Cursive didn't really become Cursive until the 2000 album Domestica, when Tim Kasher started cutting his high-intensity emo-punk with doleful pop. The early singles and outtakes collected on The Difference Between Houses And Homes: Lost Songs And Loose Ends 1995-2001 (Saddle Creek) borrow more liberally from the abrasive side of Superchunk and Archers Of Loaf, and though most of these tracks wouldn't make much sense on a current Cursive record, they have an exciting energy, and unmistakable elements of Kasher's famously painful self-examination…

The Jan Martens Frustration's self-titled collection on Hidden Agenda brings together an album, an EP, and a single originally released in Sweden by this semi-supergroup, featuring members of The Soundtrack Of Our Lives and The Hellacopters. For the most part, the record is as bombastic and hookless as the bands that spawned the JMF, but it contains at least two readily salvageable tracks: the skittering "Linger On" and the propulsive, sunny "Catch As Catch Can"…

On the pop-folk troubadour front, both Malcolm Middleton and Salim Nourallah have just released new albums that refine their respective sounds, and should increase their respective cults. Middleton's Into The Woods (Chemikal Underground) races out of the gate with one of the year's best songs, "Break My Heart," a bouncy, piano-driven lament that has the Arab Strap co-founder listing what he plans to do when his lover inevitably leaves. Nothing else on the record is that good, only because little else could be. Nourallah's Beautiful Noise (Western Vinyl), meanwhile, works the same world-weary rock-scholar vein as Jeff Tweedy and Wilco, with keen results on songs like the delicately John Lennon-esque "The World Is Full Of People Who Want To Hurt You" and the swirling, existential "Montreal"…
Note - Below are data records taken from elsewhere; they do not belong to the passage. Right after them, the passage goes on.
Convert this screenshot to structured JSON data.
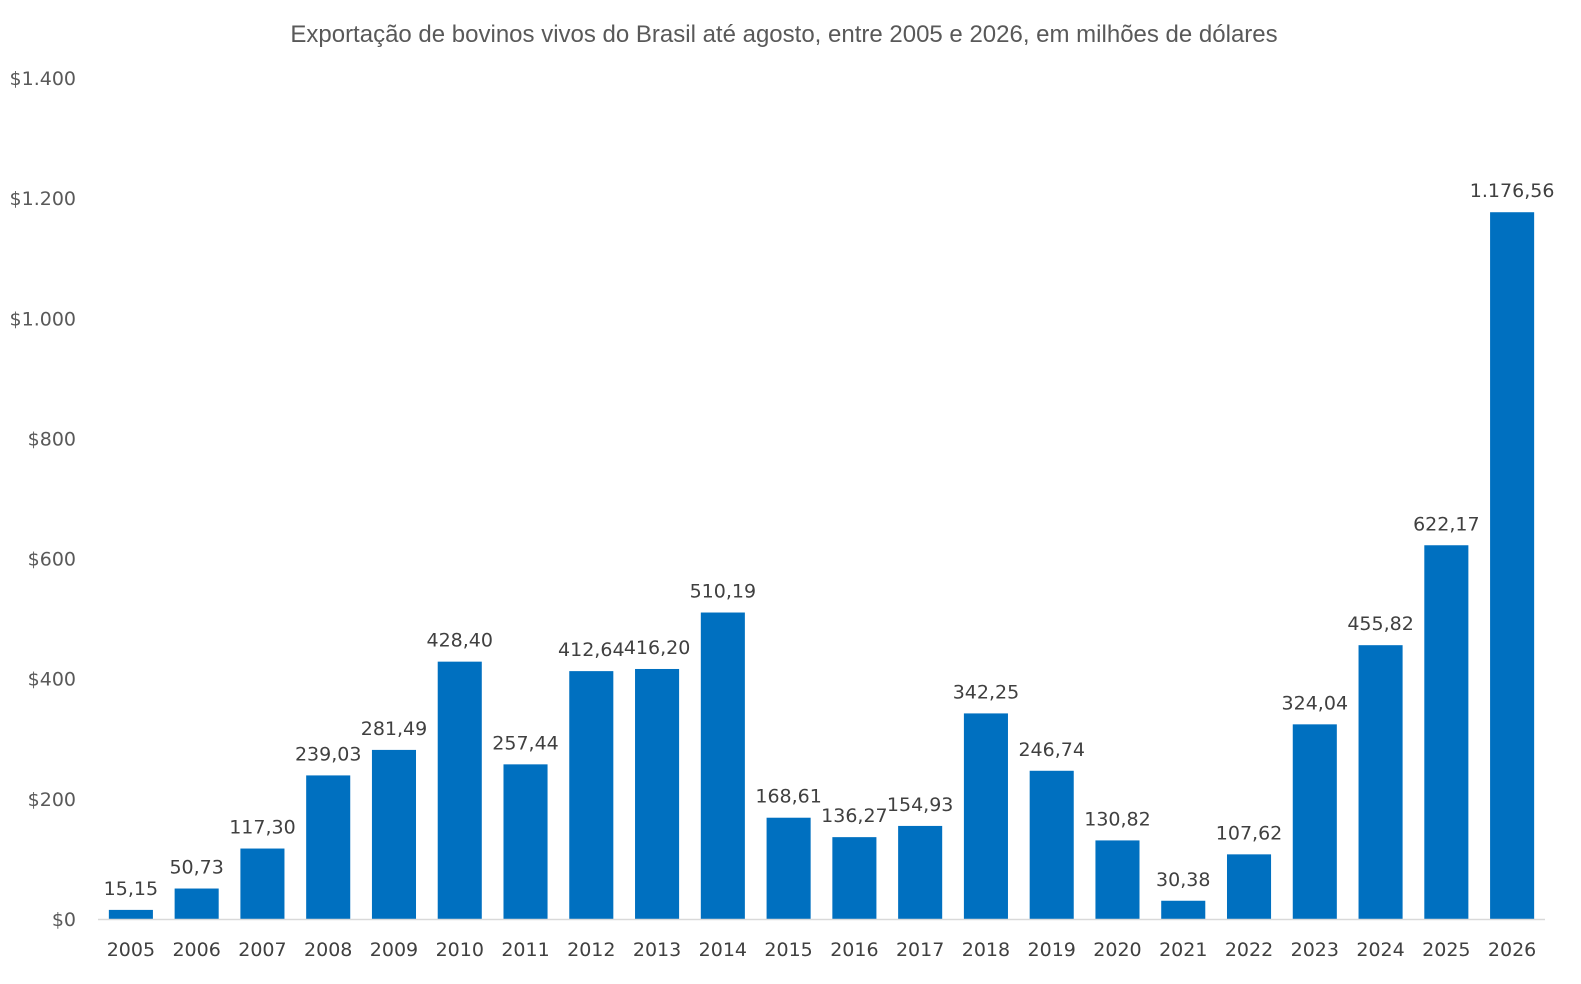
{
  "chart_data": {
    "type": "bar",
    "title": "Exportação de bovinos vivos do Brasil até agosto, entre 2005 e 2026, em milhões de dólares",
    "xlabel": "",
    "ylabel": "",
    "categories": [
      "2005",
      "2006",
      "2007",
      "2008",
      "2009",
      "2010",
      "2011",
      "2012",
      "2013",
      "2014",
      "2015",
      "2016",
      "2017",
      "2018",
      "2019",
      "2020",
      "2021",
      "2022",
      "2023",
      "2024",
      "2025",
      "2026"
    ],
    "values": [
      15.15,
      50.73,
      117.3,
      239.03,
      281.49,
      428.4,
      257.44,
      412.64,
      416.2,
      510.19,
      168.61,
      136.27,
      154.93,
      342.25,
      246.74,
      130.82,
      30.38,
      107.62,
      324.04,
      455.82,
      622.17,
      1176.56
    ],
    "data_labels": [
      "15,15",
      "50,73",
      "117,30",
      "239,03",
      "281,49",
      "428,40",
      "257,44",
      "412,64",
      "416,20",
      "510,19",
      "168,61",
      "136,27",
      "154,93",
      "342,25",
      "246,74",
      "130,82",
      "30,38",
      "107,62",
      "324,04",
      "455,82",
      "622,17",
      "1.176,56"
    ],
    "ylim": [
      0,
      1400
    ],
    "yticks": [
      0,
      200,
      400,
      600,
      800,
      1000,
      1200,
      1400
    ],
    "ytick_labels": [
      "$0",
      "$200",
      "$400",
      "$600",
      "$800",
      "$1.000",
      "$1.200",
      "$1.400"
    ],
    "grid": false,
    "legend": "none",
    "bar_color": "#0070C0",
    "axis_color": "#D9D9D9"
  }
}
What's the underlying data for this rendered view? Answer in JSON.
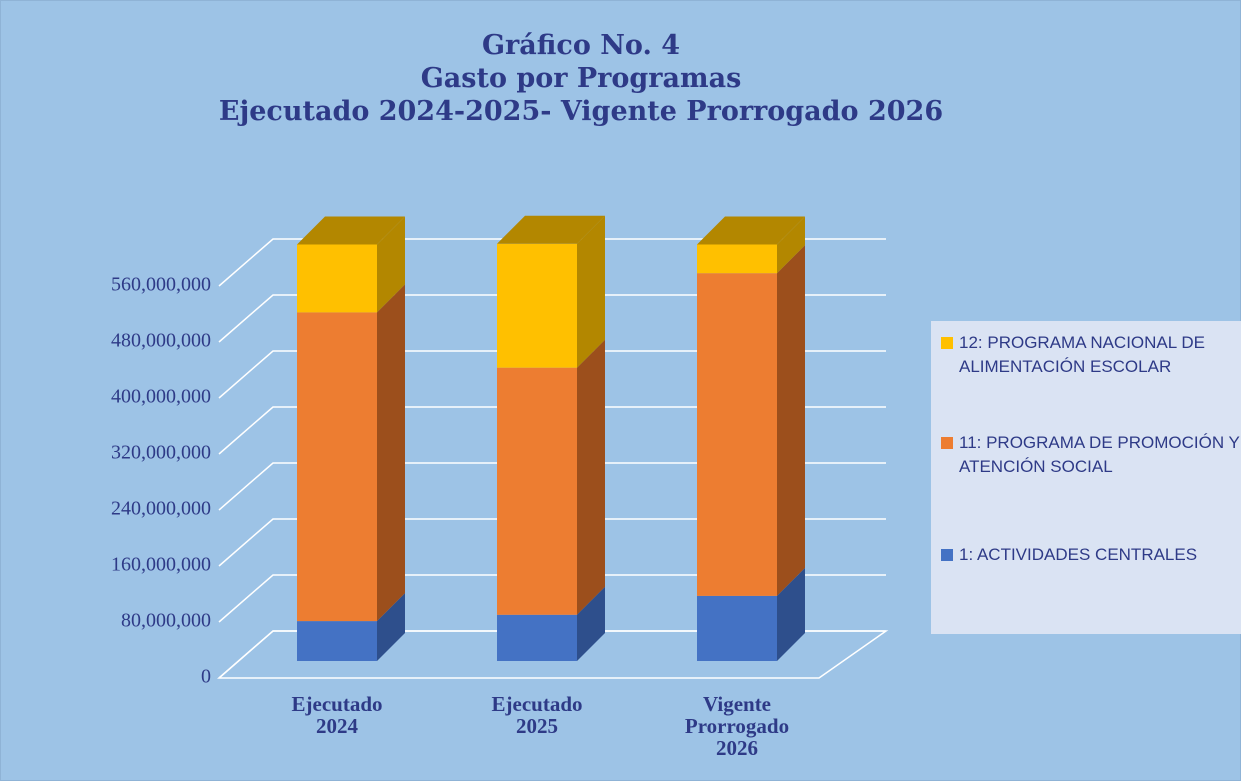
{
  "chart_data": {
    "type": "bar3d_stacked",
    "title": [
      "Gráfico No. 4",
      "Gasto por Programas",
      "Ejecutado 2024-2025- Vigente Prorrogado 2026"
    ],
    "categories": [
      "Ejecutado 2024",
      "Ejecutado 2025",
      "Vigente Prorrogado 2026"
    ],
    "series": [
      {
        "name": "1: ACTIVIDADES CENTRALES",
        "color": "#4472c4",
        "side": "#2e4f8c",
        "values": [
          57000000,
          66000000,
          93000000
        ]
      },
      {
        "name": "11: PROGRAMA DE PROMOCIÓN Y ATENCIÓN SOCIAL",
        "color": "#ed7d31",
        "side": "#9c4f1c",
        "values": [
          441000000,
          353000000,
          461000000
        ]
      },
      {
        "name": "12: PROGRAMA NACIONAL DE ALIMENTACIÓN ESCOLAR",
        "color": "#ffc000",
        "side": "#b38700",
        "values": [
          97000000,
          177000000,
          41000000
        ]
      }
    ],
    "ylim": [
      0,
      640000000
    ],
    "yticks": [
      0,
      {
        "value": 80000000,
        "label": "80,000,000"
      },
      {
        "value": 160000000,
        "label": "160,000,000"
      },
      {
        "value": 240000000,
        "label": "240,000,000"
      },
      {
        "value": 320000000,
        "label": "320,000,000"
      },
      {
        "value": 400000000,
        "label": "400,000,000"
      },
      {
        "value": 480000000,
        "label": "480,000,000"
      },
      {
        "value": 560000000,
        "label": "560,000,000"
      }
    ],
    "grid": true,
    "legend": "right"
  }
}
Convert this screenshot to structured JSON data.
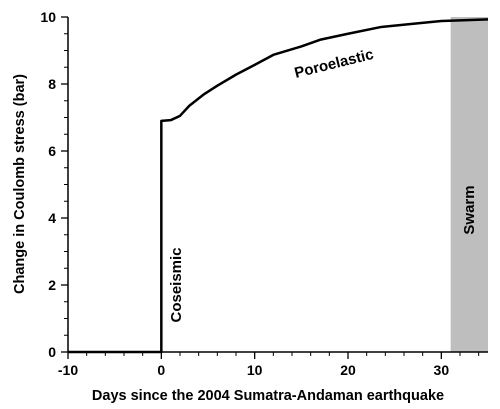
{
  "chart_data": {
    "type": "line",
    "xlabel": "Days since the 2004 Sumatra-Andaman earthquake",
    "ylabel": "Change in Coulomb stress (bar)",
    "xlim": [
      -10,
      35
    ],
    "ylim": [
      0,
      10
    ],
    "x_ticks": [
      -10,
      0,
      10,
      20,
      30
    ],
    "y_ticks": [
      0,
      2,
      4,
      6,
      8,
      10
    ],
    "grid": false,
    "series": [
      {
        "x": [
          -10,
          0,
          0,
          1,
          2,
          3,
          4.5,
          6,
          8,
          10,
          12,
          15,
          17,
          20,
          23.5,
          27,
          30,
          32,
          35
        ],
        "y": [
          0,
          0,
          6.9,
          6.92,
          7.05,
          7.35,
          7.68,
          7.95,
          8.28,
          8.57,
          8.87,
          9.12,
          9.32,
          9.5,
          9.7,
          9.8,
          9.88,
          9.9,
          9.93
        ]
      }
    ],
    "shaded_region": {
      "x0": 31,
      "x1": 35,
      "label": "Swarm",
      "color": "#bebebe"
    },
    "annotations": [
      {
        "text": "Poroelastic",
        "x": 18.5,
        "y": 8.6,
        "rotation": -14
      },
      {
        "text": "Coseismic",
        "x": 1.6,
        "y": 2.0,
        "rotation": -90
      }
    ]
  }
}
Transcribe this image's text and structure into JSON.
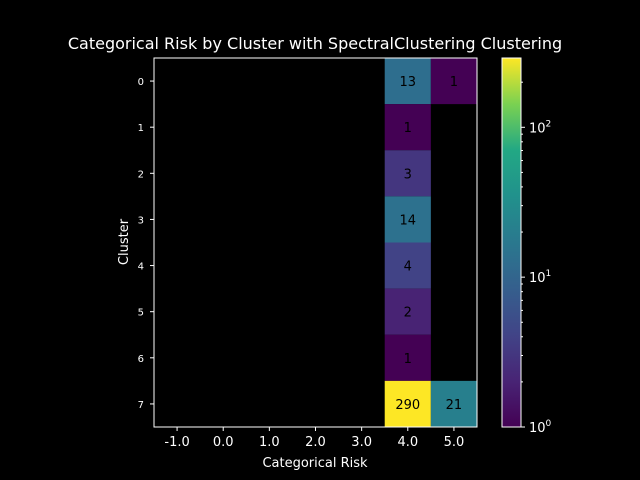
{
  "chart_data": {
    "type": "heatmap",
    "title": "Categorical Risk by Cluster with SpectralClustering Clustering",
    "xlabel": "Categorical Risk",
    "ylabel": "Cluster",
    "x_categories": [
      "-1.0",
      "0.0",
      "1.0",
      "2.0",
      "3.0",
      "4.0",
      "5.0"
    ],
    "y_categories": [
      "0",
      "1",
      "2",
      "3",
      "4",
      "5",
      "6",
      "7"
    ],
    "cells": [
      {
        "x": "4.0",
        "y": "0",
        "value": 13
      },
      {
        "x": "5.0",
        "y": "0",
        "value": 1
      },
      {
        "x": "4.0",
        "y": "1",
        "value": 1
      },
      {
        "x": "4.0",
        "y": "2",
        "value": 3
      },
      {
        "x": "4.0",
        "y": "3",
        "value": 14
      },
      {
        "x": "4.0",
        "y": "4",
        "value": 4
      },
      {
        "x": "4.0",
        "y": "5",
        "value": 2
      },
      {
        "x": "4.0",
        "y": "6",
        "value": 1
      },
      {
        "x": "4.0",
        "y": "7",
        "value": 290
      },
      {
        "x": "5.0",
        "y": "7",
        "value": 21
      }
    ],
    "colorbar": {
      "scale": "log",
      "colormap": "viridis",
      "range": [
        1,
        290
      ],
      "ticks": [
        {
          "value": 1,
          "base": "10",
          "exp": "0"
        },
        {
          "value": 10,
          "base": "10",
          "exp": "1"
        },
        {
          "value": 100,
          "base": "10",
          "exp": "2"
        }
      ]
    },
    "colors": {
      "background": "#000000",
      "foreground": "#ffffff"
    }
  }
}
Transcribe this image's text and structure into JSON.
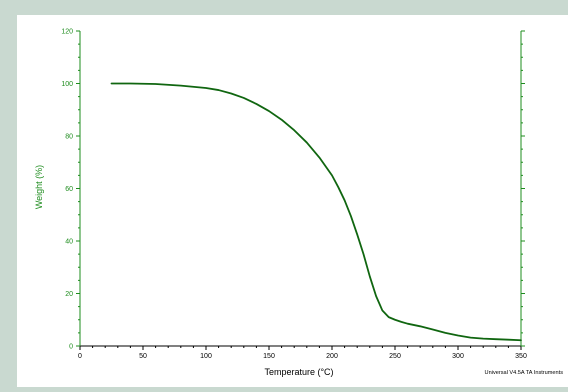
{
  "colors": {
    "frame_background": "#c9d9d0",
    "plot_background": "#ffffff",
    "axis": "#1e8c1e",
    "series": "#106610",
    "text": "#000000"
  },
  "chart_data": {
    "type": "line",
    "title": "",
    "xlabel": "Temperature (°C)",
    "ylabel": "Weight (%)",
    "xlim": [
      0,
      350
    ],
    "ylim": [
      0,
      120
    ],
    "xticks": [
      0,
      50,
      100,
      150,
      200,
      250,
      300,
      350
    ],
    "yticks": [
      0,
      20,
      40,
      60,
      80,
      100,
      120
    ],
    "grid": false,
    "legend": "none",
    "footer_text": "Universal V4.5A TA Instruments",
    "series": [
      {
        "x": [
          25,
          40,
          60,
          80,
          100,
          110,
          120,
          130,
          140,
          150,
          160,
          170,
          180,
          190,
          200,
          205,
          210,
          215,
          220,
          225,
          230,
          235,
          240,
          245,
          250,
          255,
          260,
          270,
          280,
          290,
          300,
          310,
          320,
          330,
          340,
          350
        ],
        "values": [
          100,
          100,
          99.8,
          99.2,
          98.3,
          97.5,
          96.2,
          94.5,
          92.2,
          89.5,
          86.2,
          82.2,
          77.5,
          71.8,
          65,
          60.5,
          55.5,
          49.5,
          42.5,
          35,
          26.5,
          19,
          13.5,
          11,
          10,
          9.2,
          8.5,
          7.5,
          6.3,
          5,
          4,
          3.2,
          2.8,
          2.6,
          2.4,
          2.2
        ]
      }
    ]
  }
}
On Goldrush's second album, Ozona (Better Looking), the former Britpop mediocrity takes a new direction inspired by touring across the American southwest. Co-producers Rob Campanella and Dave Fridmann integrate the band's new West Coast jangle, country-rock stomp, and psychedelic balladry, giving songs like "Jupiter" and "Counting Song" alluring textures that make them catchier than their barely there melodies portend…

Little Rock's singular American Princes caught a welcome break with superb southern indie-rock label Yep Roc, which will release the band's third record in 2006, and has re-released last year's Little Spaces as an appetizer. American Princes have a sound halfway between the expansive, apocalyptic pop-punk of Canadian bands like Constantines and the desperate, atonal boogie of Kings Of Leon, all stirred into a tall glass of gulping whiskey. The mix produces striking effects on songs like the screeching anti-anthem "Rock 'N' Roll Singer," the inverted classic rocker "I Want To Be Good," and the weary road-ballad "Eyeliner." Album number three can't come fast enough.